Você oferece cursos e ouve: “Ai, vai ser que horas? É rápido? Não gosto de estudar.” Isso ocorre em todas as funções do estabelecimento. Tem que gostar de atender, de se relacionar.

O problema é que tem gente que está ali só pelo dinheiro. Na segunda passada, fui a um bar no Humaitá. Mesmo vazio, os quatro garçons estavam distraídos. A primeira coisa que meu pai me ensinou quando comecei foi: “Não interessa quanto você ganha, cumpra seu contrato de trabalho. Tenha comprometimento.”

 

Que outros problemas você enfrenta?


Por causa da cor (o sócio, Leandro, também é negro), não acreditam que somos os donos. Outro dia uma senhora disse: “Gostaria de falar com o dono ou o gerente.” Eu respondi: “Pode falar.” Ela ficou espantada.

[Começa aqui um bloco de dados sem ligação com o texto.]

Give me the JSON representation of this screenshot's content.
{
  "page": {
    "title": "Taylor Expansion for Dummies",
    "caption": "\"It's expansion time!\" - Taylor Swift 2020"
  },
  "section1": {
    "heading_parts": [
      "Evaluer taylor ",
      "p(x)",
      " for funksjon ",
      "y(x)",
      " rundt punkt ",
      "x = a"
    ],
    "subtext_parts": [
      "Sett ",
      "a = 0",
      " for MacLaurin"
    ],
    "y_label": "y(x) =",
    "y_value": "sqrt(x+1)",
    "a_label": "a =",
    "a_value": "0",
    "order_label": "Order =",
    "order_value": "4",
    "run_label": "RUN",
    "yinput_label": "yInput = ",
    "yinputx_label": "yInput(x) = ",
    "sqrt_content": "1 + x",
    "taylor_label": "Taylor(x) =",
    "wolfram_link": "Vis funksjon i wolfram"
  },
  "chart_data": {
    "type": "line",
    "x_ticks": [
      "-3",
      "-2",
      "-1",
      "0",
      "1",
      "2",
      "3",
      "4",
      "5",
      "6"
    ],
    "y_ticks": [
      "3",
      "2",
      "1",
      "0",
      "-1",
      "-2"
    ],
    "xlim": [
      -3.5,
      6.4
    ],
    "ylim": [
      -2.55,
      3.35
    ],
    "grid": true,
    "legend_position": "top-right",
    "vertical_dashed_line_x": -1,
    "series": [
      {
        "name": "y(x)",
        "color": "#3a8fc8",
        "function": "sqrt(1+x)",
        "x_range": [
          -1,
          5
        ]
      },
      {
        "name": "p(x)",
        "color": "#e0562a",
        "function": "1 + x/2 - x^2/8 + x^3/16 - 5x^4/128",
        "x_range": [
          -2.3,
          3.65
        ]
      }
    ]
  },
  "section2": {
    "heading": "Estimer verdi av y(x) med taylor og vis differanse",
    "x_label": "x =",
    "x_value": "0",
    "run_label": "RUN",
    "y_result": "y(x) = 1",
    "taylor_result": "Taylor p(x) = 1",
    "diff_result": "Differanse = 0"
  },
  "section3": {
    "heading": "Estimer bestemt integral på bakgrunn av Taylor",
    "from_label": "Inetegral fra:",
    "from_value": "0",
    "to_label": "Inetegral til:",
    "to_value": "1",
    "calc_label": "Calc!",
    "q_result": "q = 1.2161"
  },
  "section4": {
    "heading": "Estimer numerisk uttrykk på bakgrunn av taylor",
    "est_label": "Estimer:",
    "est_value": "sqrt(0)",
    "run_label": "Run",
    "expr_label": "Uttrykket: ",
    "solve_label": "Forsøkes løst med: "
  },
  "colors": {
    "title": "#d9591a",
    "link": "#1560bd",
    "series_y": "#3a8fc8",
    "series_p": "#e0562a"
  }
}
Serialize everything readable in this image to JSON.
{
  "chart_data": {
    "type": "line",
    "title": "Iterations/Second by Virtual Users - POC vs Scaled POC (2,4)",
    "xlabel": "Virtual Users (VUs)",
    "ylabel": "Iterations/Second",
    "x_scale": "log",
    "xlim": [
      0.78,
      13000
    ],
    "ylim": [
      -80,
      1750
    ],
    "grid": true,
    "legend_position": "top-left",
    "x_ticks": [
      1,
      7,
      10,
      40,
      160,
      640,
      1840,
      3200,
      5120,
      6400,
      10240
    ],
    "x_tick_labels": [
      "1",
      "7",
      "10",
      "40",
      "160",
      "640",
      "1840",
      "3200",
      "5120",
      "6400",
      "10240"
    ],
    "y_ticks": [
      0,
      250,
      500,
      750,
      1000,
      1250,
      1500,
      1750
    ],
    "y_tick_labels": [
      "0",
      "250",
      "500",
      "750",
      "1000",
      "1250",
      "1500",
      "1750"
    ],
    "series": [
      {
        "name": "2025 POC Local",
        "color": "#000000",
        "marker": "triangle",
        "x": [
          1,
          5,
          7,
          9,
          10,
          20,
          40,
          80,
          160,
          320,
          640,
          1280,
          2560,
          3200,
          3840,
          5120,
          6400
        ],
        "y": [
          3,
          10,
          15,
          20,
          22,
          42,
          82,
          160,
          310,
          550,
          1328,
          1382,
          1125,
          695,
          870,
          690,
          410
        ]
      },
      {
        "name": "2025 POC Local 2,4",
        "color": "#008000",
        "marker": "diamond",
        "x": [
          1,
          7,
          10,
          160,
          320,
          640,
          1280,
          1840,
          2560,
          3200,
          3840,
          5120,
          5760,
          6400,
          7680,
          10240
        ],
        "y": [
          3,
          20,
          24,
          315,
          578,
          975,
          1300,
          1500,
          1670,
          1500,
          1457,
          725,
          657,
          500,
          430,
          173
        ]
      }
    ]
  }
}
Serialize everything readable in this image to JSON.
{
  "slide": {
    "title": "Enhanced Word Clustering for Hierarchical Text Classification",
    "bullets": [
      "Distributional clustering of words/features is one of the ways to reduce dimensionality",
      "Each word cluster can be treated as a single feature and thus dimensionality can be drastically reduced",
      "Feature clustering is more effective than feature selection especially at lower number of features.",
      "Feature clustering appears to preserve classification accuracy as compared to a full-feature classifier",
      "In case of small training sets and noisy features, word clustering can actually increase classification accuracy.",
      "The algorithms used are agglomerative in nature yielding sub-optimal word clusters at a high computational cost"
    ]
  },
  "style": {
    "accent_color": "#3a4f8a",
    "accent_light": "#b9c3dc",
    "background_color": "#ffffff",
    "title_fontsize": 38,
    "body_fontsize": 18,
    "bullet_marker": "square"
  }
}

No mesmo dia, um cliente que já vem aqui há um ano e meio comentou: “Os donos nunca aparecem, né?” Leandro disse: “Eles não saem daqui. Um sou eu, outro é ela.”

Teve gente que chegou a dizer, quando me apresentei: “Não, minha filha, você não entendeu, eu quero falar é com o dono.”

 

Como foi abrir o Bar da Gema?


No início, fomos muito questionados por amigos e ex-colegas de faculdade: “Cursaram Gastronomia e vão abrir um botequim?” É como se qualquer um pudesse fazer isso.

No mínimo teria que ser um self-service. Mas eventos como Rio Gastronomia e Comida di Buteco ajudaram a reduzir o preconceito contra botecos. Um rapaz até disse que quer fazer a festa de casamento aqui.

 

O que você acha da expressão “baixa gastronomia”?


Não gosto. A comida de botequim às vezes dá mais prazer do que a chamada alta gastronomia. Nosso cardápio é popular e tradicional, mas criativo. Tem as comidas mais simples, com uma boa apresentação, como o Doce Subsolo (vencedor do Comida di Buteco em 2011): tutu de feijão preto, com uma camada de couve, carne seca na manteiga e creme de aipim com laranja.

 

Se você visse o cartaz “Fora, coxinha” na rua o que ia achar?


Ia ficar meio braba. É uma gíria injusta. É um salgado tradicional e saboroso que ficou por um tempo afastado de botequim, mas está voltando, assim como jiló e ovo colorido. Minha coxinha tem a massa muito molinha e bem temperada. Leva leite, e não água.

E existe o ponto certo do cozimento do peito do frango, para ficar bem macio. Essa coxinha está dando o que falar. O (cantor e compositor) Gabriel da Muda diz que é a melhor do Rio.